« Il n'y a pas de plus grand poète.
Il y a la poésie. »

Paul Fort (Canzone du vrai de vrai / Portraits sur le sable)

Prologue

 

 

 

Votre pensée
qui rêvasse sur un cerveau ramolli,
comme un laquais aux chairs flasques sur son canapé luisant,
je la taquinerai avec un lambeau de cœur démoli ;
à satiété je me moquerai, caustique et insolent.

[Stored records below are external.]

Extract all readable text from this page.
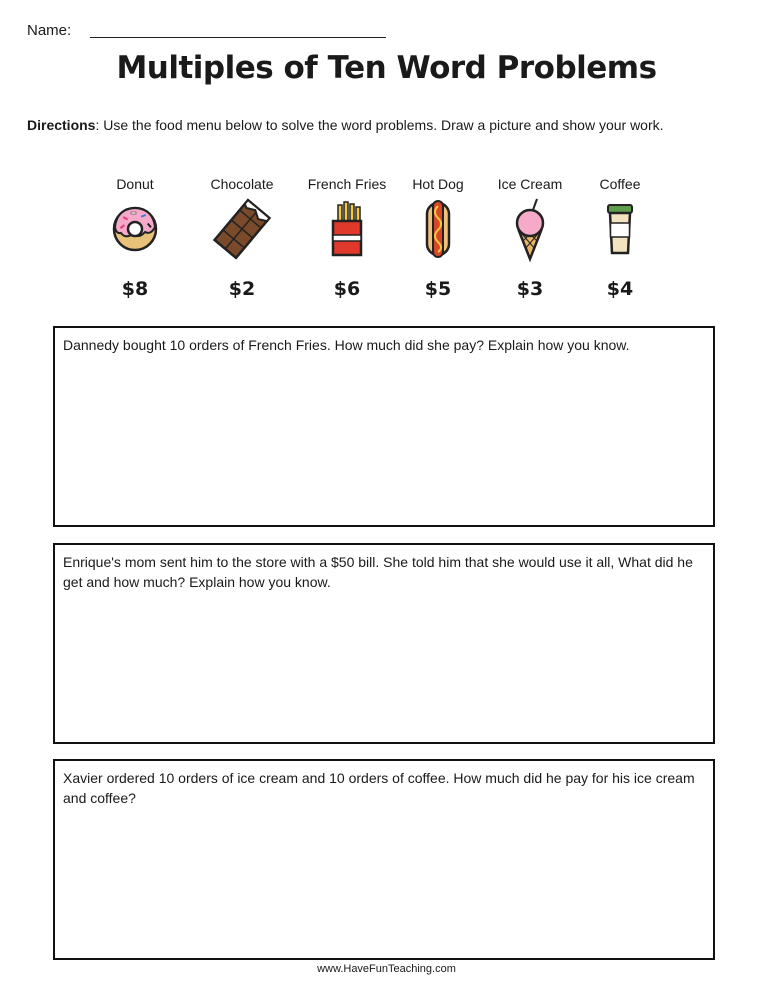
Name:
Multiples of Ten Word Problems
Directions: Use the food menu below to solve the word problems. Draw a picture and show your work.
Donut
$8
Chocolate
$2
French Fries
$6
Hot Dog
$5
Ice Cream
$3
Coffee
$4
Dannedy bought 10 orders of French Fries. How much did she pay? Explain how you know.
Enrique's mom sent him to the store with a $50 bill. She told him that she would use it all, What did he get and how much? Explain how you know.
Xavier ordered 10 orders of ice cream and 10 orders of coffee. How much did he pay for his ice cream and coffee?
www.HaveFunTeaching.com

Mon âme n'a pas le moindre cheveu blanc,
ni la tendresse du vieillard !
Ébranlant l'univers de mots assourdissants,
j'avance — beau,
j'ai vingt-deux ans.

Tendres !
Vous mettez l'amour en violons.
En timbales l'amour est flanqué par des cœurs de pierre.
Mais vous ne pouvez pas devenir une lèvre à reculons
comme moi; en vous mettant à l'envers !

Venez apprendre
une fonctionnaire de la ligue des anges,
décente, revêtue de lin, entrera dans la salle.

Et comme une cuisinière qui tourne savamment les pages,
elle feuillette vos lèvres d'un geste trivial.

Voulez-vous
que je sois de viande fou
— et comme un ciel qui change de tons —
voulez-vous
que je sois impeccablement doux,
pas un homme, mais — un nuage en pantalon !

Je ne crois pas qu'il y ait une Nice couverte de pétales !
Me voilà, à glorifier encore par mes vers
les hommes ternes comme des draps d'hôpital,
les femmes rebattues comme un proverbe.